Mid-20th-century play by Bertolt Brecht

Coriolanus is an unfinished German adaptation by the modernist playwright Bertolt Brecht of the English 17th-century tragedy of the same name by William Shakespeare. Brecht wrote it sometime between 1951 and 1953. This adaptation reveals the influence of Mao Zedong on Brecht's social thought especially the idea of primary and secondary contradictions which Mao discussed in his treatise On Contradiction. Brecht alluded to this text and discusses his development on the original and his ideas for its staging in an essay entitled "Study of the First Scene of Shakespeare's Coriolanus", which is written in the form of a dialogue with his collaborators at the Berliner Ensemble theatre company.
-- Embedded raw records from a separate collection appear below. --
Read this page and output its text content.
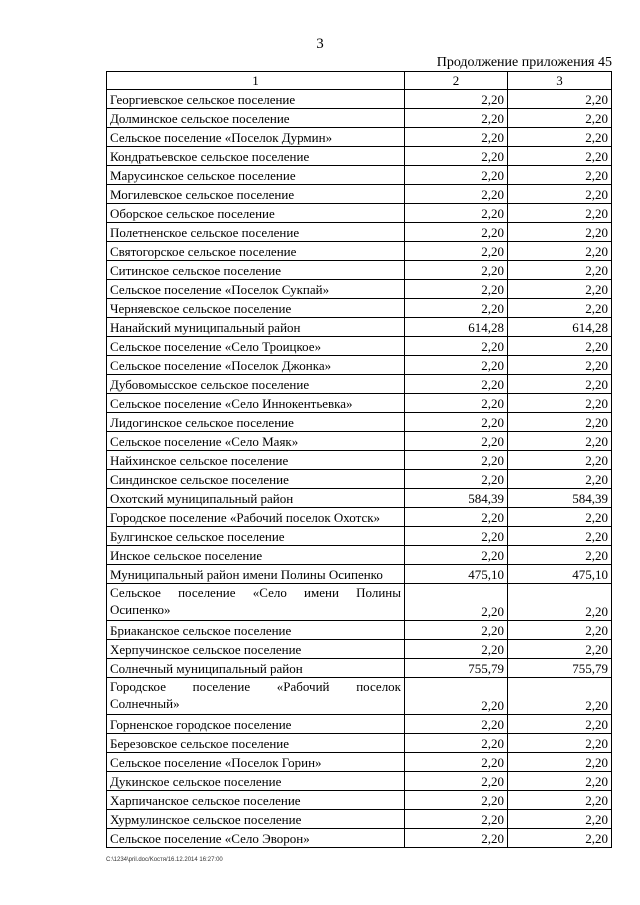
3
Продолжение приложения 45
1	2	3
Георгиевское сельское поселение	2,20	2,20
Долминское сельское поселение	2,20	2,20
Сельское поселение «Поселок Дурмин»	2,20	2,20
Кондратьевское сельское поселение	2,20	2,20
Марусинское сельское поселение	2,20	2,20
Могилевское сельское поселение	2,20	2,20
Оборское сельское поселение	2,20	2,20
Полетненское сельское поселение	2,20	2,20
Святогорское сельское поселение	2,20	2,20
Ситинское сельское поселение	2,20	2,20
Сельское поселение «Поселок Сукпай»	2,20	2,20
Черняевское сельское поселение	2,20	2,20
Нанайский муниципальный район	614,28	614,28
Сельское поселение «Село Троицкое»	2,20	2,20
Сельское поселение «Поселок Джонка»	2,20	2,20
Дубовомысское сельское поселение	2,20	2,20
Сельское поселение «Село Иннокентьевка»	2,20	2,20
Лидогинское сельское поселение	2,20	2,20
Сельское поселение «Село Маяк»	2,20	2,20
Найхинское сельское поселение	2,20	2,20
Синдинское сельское поселение	2,20	2,20
Охотский муниципальный район	584,39	584,39
Городское поселение «Рабочий поселок Охотск»	2,20	2,20
Булгинское сельское поселение	2,20	2,20
Инское сельское поселение	2,20	2,20
Муниципальный район имени Полины Осипенко	475,10	475,10
Сельское поселение «Село имени Полины Осипенко»	2,20	2,20
Бриаканское сельское поселение	2,20	2,20
Херпучинское сельское поселение	2,20	2,20
Солнечный муниципальный район	755,79	755,79
Городское поселение «Рабочий поселок Солнечный»	2,20	2,20
Горненское городское поселение	2,20	2,20
Березовское сельское поселение	2,20	2,20
Сельское поселение «Поселок Горин»	2,20	2,20
Дукинское сельское поселение	2,20	2,20
Харпичанское сельское поселение	2,20	2,20
Хурмулинское сельское поселение	2,20	2,20
Сельское поселение «Село Эворон»	2,20	2,20
C:\1234\pril.doc/Kocтя/16.12.2014 16:27:00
The play was first staged by Heinrich Koch at the Frankfurt Schauspielhaus theatre, where it opened on 22 September 1962. It was later staged by the Berliner Ensemble in September 1964. Ruth Berghaus became famous for her staging of the battle scenes in this production. The play was published in an English translation by Ralph Manheim in volume nine of Brecht's Collected Plays.

==Works cited==
- Brecht, Bertolt. 1964. Brecht on Theatre: The Development of an Aesthetic. Ed. and trans. John Willett. British edition. London: Methuen. ISBN 0-413-38800-X. USA edition. New York: Hill and Wang. ISBN 0-8090-3100-0.
- Manheim, Ralph and John Willett, eds. 1972. Collected Plays: Nine. By Bertolt Brecht. Bertolt Brecht: Plays, Poetry, Prose Ser. New York: Vintage. ISBN 0-394-71819-4.
- Willett, John. 1959. The Theatre of Bertolt Brecht: A Study from Eight Aspects. London: Methuen. ISBN 0-413-34360-X.